Hagerty, whose duties include Virginia Lottery’s Play Responsibly program, said the organization works with the Virginia Council on Problem Gambling as well as the National Council on Problem Gambling to educate lottery players about problem gambling.
“We take ‘playing responsibly’ very seriously,” Hagerty said. “Some people may think that gambling addiction doesn’t exist and it’s about being responsible, but gambling addiction is real.
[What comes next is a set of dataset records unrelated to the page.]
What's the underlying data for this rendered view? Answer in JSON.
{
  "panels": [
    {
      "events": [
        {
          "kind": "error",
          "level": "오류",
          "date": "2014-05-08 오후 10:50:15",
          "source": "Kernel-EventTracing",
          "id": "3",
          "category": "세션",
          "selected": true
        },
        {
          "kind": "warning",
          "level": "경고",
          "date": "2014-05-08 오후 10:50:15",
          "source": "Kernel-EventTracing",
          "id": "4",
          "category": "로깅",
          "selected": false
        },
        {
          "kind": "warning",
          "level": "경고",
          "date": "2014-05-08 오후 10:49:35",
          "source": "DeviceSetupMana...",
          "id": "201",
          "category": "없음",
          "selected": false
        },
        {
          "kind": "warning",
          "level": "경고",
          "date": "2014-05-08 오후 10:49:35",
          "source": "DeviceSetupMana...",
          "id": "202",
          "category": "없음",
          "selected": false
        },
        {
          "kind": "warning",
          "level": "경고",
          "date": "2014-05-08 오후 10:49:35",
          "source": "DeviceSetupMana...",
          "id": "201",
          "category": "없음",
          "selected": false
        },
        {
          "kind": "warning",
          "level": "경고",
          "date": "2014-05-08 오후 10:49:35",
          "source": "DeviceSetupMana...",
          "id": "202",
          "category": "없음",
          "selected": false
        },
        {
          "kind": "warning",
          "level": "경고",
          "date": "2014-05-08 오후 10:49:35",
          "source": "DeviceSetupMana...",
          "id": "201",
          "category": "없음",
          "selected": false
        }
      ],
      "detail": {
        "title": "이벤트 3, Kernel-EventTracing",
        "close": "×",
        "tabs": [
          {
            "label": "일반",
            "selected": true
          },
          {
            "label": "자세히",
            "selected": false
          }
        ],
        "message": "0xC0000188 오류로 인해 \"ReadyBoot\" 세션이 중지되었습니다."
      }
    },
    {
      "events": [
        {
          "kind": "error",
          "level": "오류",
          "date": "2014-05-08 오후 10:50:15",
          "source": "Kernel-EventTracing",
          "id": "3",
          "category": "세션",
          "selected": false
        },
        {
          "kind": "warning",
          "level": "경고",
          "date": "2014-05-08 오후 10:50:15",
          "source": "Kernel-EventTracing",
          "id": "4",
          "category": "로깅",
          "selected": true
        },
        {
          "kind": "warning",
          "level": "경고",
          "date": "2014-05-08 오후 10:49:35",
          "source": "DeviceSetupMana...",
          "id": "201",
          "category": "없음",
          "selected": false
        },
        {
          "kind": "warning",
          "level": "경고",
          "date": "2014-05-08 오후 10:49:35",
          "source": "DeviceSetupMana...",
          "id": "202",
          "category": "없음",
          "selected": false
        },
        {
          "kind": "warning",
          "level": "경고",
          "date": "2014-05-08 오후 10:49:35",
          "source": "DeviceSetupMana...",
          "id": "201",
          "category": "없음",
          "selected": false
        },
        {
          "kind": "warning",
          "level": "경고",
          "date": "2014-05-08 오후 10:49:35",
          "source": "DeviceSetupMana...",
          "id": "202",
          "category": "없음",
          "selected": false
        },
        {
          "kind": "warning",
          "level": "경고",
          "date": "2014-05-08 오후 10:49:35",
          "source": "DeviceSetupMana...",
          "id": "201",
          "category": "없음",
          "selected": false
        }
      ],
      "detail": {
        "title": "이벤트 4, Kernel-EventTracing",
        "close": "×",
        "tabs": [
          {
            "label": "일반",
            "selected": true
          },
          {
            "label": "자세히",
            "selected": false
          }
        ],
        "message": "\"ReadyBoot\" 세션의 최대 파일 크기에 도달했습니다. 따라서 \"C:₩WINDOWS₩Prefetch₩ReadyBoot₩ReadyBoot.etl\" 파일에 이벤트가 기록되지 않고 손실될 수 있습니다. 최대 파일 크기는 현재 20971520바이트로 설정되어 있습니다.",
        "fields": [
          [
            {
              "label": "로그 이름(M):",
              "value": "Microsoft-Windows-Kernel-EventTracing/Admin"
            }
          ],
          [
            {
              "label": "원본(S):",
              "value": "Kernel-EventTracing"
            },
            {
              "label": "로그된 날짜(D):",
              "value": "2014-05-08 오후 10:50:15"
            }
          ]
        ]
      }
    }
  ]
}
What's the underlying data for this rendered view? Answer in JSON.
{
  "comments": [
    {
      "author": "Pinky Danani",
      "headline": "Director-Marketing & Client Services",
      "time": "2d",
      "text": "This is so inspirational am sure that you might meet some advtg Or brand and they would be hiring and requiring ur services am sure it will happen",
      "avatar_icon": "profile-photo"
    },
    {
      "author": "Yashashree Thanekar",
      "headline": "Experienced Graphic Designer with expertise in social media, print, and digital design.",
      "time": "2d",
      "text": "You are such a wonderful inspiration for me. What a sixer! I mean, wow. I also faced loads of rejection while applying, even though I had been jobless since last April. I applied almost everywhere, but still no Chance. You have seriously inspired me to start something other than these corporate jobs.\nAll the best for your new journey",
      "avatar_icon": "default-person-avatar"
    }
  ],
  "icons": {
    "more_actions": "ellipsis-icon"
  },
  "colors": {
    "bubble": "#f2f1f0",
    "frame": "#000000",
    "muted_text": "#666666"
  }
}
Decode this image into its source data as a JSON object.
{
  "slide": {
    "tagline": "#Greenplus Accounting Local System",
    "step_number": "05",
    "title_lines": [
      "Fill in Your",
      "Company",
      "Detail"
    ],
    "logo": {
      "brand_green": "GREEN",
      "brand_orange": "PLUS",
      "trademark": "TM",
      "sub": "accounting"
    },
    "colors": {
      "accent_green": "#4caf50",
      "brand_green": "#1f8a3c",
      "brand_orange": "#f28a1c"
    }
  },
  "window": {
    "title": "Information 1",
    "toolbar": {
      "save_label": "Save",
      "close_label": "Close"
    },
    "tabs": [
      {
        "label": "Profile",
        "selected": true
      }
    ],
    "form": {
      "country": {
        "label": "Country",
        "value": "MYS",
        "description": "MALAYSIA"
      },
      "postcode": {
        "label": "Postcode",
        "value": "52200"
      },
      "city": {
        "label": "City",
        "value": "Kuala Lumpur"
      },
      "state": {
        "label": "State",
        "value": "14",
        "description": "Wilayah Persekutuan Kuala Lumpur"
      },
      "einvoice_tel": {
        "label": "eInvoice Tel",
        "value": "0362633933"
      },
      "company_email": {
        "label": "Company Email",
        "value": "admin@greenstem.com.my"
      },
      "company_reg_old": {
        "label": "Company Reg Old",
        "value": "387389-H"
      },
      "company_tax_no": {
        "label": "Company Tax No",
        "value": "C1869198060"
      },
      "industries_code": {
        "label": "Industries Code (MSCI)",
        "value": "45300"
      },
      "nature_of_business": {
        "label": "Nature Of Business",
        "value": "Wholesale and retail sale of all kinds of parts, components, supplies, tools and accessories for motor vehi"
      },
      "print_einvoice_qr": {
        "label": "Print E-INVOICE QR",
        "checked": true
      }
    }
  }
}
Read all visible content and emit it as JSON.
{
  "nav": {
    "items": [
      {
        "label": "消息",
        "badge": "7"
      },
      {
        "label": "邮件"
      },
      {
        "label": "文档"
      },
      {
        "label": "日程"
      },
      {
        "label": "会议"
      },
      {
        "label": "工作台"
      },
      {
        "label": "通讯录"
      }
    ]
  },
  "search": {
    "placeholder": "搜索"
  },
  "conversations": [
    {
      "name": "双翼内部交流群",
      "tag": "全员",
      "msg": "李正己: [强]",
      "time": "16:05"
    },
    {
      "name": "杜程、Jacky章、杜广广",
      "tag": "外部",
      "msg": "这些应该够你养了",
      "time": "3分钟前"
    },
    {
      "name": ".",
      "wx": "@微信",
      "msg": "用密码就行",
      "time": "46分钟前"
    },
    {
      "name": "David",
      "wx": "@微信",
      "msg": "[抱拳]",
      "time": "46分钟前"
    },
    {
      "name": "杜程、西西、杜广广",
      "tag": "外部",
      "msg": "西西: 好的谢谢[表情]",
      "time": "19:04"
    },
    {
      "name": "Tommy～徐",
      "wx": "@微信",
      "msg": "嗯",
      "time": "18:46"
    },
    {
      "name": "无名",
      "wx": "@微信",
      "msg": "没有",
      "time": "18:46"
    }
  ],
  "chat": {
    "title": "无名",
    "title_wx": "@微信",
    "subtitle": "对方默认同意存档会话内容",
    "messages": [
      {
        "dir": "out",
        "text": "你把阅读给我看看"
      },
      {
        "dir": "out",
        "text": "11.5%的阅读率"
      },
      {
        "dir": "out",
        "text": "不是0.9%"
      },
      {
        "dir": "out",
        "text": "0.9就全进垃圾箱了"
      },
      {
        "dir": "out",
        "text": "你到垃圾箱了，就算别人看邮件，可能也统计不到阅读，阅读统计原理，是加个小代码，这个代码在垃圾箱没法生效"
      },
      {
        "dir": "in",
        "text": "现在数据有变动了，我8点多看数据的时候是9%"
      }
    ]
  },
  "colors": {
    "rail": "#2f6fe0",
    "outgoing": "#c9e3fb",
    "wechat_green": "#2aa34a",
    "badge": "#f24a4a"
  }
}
The organizations we work with provide helplines and education services. Virginia Lottery also has a voluntary exclusion program where people can opt out of playing the lottery.
The Virginia Lottery also regulates sports betting in Virginia, and state code section 58.1-4039 prohibits placing or accepting bets on:
• Sports for young people
• University sports
• Virginia University Sports
Online sports betting began in Virginia in January 2021. According to the industry website legalsportsreport.com, bets totaled $4.98 billion from 2021 to April this year. Gaming operator revenues totaled $422.4 million during the same period, and Virginia recorded tax revenue of $29.8 million.
According to the latest Virginia Lottery sports betting report for April, Virginians bet $399.5 million and won $363.2 million that month with 12 licensed mobile betting operators – a 69% increase in betting compared to April 2021, when punters had access to seven licensed betting service operators.
Since last April’s sports gaming activity, gaming operators have made $20.8 million in adjusted gross revenue and the 15% state revenue tax was $3.04 million for the game. Status: $2.97 million in the general fund and $76,008.17 for lottery problem gambling treatment and support.
Mutual betting on horse racing is licensed and regulated in Virginia by the State Racing Commission. Colonial Downs Racecourse operated an off-track betting site in Weber City when the track closed.
The Weber City site is now a church.
A NEW WORLD
Hagerty said a 2019 study by the Joint Commission on Audit and Legislative Review of the General Assembly projected that five proposed casinos in Virginia — including Bristol — would give the state an estimated total of $260 million. annual tax revenue from gambling, compared to $600 million in annual revenue from the Virginia Lottery. The projected casinos would also generate around $970 million per year in net gambling revenue.
The Bristol casino is expected to pay the state $35 million a year in gambling tax with $130 million in annual net gambling revenue.
“We look forward to a new world with the opening of the casino,” added Hagerty.